Exploiting the magnetocaloric effect for low-temperature magnetic refrigeration presents a compelling green technology for cryogenic applications in space science and hydrogen liquefaction. In this work, we investigate the structural and magnetic properties of RE(Fe_0.25Co_0.75)₂H₃ compounds, where RE represents Ho and Er. These compounds crystallize in the cubic MgCu₂ (C15) structure with a lattice parameter of 7.62 Å for RE = Ho and 7.60 Å for RE = Er. Magnetization measurements as a function of temperature, performed in a 0.05 T magnetic field, reveal that both hydrides exhibit ferrimagnetic behaviour. The Curie temperatures (T_C) for Ho and Er hydrides were determined to be 124 K and 75 K, respectively.
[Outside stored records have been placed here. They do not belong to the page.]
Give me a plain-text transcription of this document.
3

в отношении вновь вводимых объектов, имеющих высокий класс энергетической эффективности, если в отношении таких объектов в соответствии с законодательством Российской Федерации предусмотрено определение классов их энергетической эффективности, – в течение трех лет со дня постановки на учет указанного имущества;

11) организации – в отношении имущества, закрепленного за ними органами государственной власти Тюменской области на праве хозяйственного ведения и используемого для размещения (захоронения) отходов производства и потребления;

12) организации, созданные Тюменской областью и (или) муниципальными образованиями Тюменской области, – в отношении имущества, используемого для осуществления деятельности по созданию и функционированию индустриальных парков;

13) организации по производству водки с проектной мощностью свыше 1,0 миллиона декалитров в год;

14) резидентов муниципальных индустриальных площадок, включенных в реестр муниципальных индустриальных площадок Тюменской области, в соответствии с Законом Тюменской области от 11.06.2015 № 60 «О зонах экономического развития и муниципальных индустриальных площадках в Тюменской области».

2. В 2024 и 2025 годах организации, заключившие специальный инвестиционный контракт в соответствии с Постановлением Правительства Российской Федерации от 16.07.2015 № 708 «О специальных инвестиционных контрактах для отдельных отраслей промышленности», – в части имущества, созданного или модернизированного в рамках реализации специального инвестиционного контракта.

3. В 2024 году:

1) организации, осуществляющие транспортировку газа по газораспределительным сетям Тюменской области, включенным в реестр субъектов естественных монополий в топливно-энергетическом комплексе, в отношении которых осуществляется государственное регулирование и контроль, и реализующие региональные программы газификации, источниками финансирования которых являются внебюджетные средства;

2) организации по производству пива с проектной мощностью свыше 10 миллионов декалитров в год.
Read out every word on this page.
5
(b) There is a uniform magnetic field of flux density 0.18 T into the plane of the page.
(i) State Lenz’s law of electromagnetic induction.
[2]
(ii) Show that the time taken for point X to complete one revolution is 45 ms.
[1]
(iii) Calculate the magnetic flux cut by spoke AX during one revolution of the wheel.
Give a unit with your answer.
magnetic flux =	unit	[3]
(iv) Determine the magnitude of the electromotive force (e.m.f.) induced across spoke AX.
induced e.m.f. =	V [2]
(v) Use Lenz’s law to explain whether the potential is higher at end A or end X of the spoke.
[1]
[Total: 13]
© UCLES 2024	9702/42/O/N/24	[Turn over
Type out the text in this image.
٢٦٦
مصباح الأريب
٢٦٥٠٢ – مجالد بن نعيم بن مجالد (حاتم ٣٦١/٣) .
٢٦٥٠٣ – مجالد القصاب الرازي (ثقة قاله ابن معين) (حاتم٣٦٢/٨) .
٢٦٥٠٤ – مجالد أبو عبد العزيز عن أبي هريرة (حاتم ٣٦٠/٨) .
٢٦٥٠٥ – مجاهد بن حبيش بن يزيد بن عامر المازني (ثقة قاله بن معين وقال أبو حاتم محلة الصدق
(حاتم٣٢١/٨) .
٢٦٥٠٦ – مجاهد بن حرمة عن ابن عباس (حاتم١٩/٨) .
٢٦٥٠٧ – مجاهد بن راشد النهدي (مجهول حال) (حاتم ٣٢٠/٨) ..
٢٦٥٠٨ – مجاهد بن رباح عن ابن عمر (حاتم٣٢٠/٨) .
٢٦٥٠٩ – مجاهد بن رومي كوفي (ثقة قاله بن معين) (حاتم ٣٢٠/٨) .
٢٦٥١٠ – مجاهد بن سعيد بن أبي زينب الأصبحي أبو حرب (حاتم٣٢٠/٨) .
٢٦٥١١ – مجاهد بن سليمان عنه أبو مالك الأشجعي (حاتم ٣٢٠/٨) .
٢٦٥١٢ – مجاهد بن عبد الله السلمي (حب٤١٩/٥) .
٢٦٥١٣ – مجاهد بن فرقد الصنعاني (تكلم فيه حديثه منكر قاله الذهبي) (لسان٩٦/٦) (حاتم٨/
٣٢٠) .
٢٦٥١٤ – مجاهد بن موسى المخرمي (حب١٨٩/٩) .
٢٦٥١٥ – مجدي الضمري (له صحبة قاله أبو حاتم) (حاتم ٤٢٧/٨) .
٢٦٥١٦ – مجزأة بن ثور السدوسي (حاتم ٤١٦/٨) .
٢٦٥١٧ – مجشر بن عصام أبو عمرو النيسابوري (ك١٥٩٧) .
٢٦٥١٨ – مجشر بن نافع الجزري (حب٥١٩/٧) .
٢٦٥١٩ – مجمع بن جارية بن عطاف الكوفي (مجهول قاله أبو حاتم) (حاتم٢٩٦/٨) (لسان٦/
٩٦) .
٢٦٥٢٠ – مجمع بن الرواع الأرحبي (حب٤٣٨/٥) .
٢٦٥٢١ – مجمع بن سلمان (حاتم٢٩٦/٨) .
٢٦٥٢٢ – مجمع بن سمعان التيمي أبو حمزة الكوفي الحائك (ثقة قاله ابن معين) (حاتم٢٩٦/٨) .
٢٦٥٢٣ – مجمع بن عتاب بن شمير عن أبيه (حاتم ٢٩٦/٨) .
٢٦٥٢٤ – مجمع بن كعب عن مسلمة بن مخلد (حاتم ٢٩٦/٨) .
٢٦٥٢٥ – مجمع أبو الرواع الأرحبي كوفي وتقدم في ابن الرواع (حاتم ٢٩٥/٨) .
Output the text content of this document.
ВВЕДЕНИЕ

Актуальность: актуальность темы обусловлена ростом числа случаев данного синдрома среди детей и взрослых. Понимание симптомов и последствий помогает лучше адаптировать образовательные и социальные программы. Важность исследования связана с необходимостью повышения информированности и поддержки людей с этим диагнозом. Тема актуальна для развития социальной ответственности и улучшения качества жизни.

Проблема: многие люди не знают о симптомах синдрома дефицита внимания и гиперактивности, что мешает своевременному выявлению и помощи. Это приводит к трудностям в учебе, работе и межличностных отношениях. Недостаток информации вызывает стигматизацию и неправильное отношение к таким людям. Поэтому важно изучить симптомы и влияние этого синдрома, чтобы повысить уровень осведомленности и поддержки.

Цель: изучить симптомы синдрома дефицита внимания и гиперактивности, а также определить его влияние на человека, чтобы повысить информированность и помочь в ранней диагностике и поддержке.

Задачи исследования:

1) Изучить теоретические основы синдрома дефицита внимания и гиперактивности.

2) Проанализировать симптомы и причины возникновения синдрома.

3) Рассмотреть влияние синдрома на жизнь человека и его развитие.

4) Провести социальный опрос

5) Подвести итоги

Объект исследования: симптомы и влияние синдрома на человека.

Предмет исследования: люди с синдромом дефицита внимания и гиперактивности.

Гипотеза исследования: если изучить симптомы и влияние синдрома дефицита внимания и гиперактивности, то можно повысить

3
We studied the magnetic entropy change (−∆S_M) and refrigerant capacity (RC) of both samples by measuring isothermal magnetizations under various field changes between 0 and 7 Tesla. With increasing applied field, both −∆S_M and RC increase, and the temperature span of the −∆S_M versus T plots widens. Furthermore, from the −∆S_M (T) curves under an external magnetic field change of 5 T, we observed a maximum -ΔS_M of ∼ 3.11 and 4.41 Jkg^-1K^-1 for RE = Ho and Er, respectively. The corresponding temperature-averaged entropy change over a 10 K temperature span was TEC_10K ∼2.9 and ∼3.8 Jkg^-1K^-1 for RE = Ho and Er, respectively. These results indicate that Er(Fe_0.25Co_0.75)₂H₃ exhibits superior thermomagnetic properties compared to Ho(Fe_0.25Co_0.75)₂H₃ particularly for low-temperature magnetic cooling applications.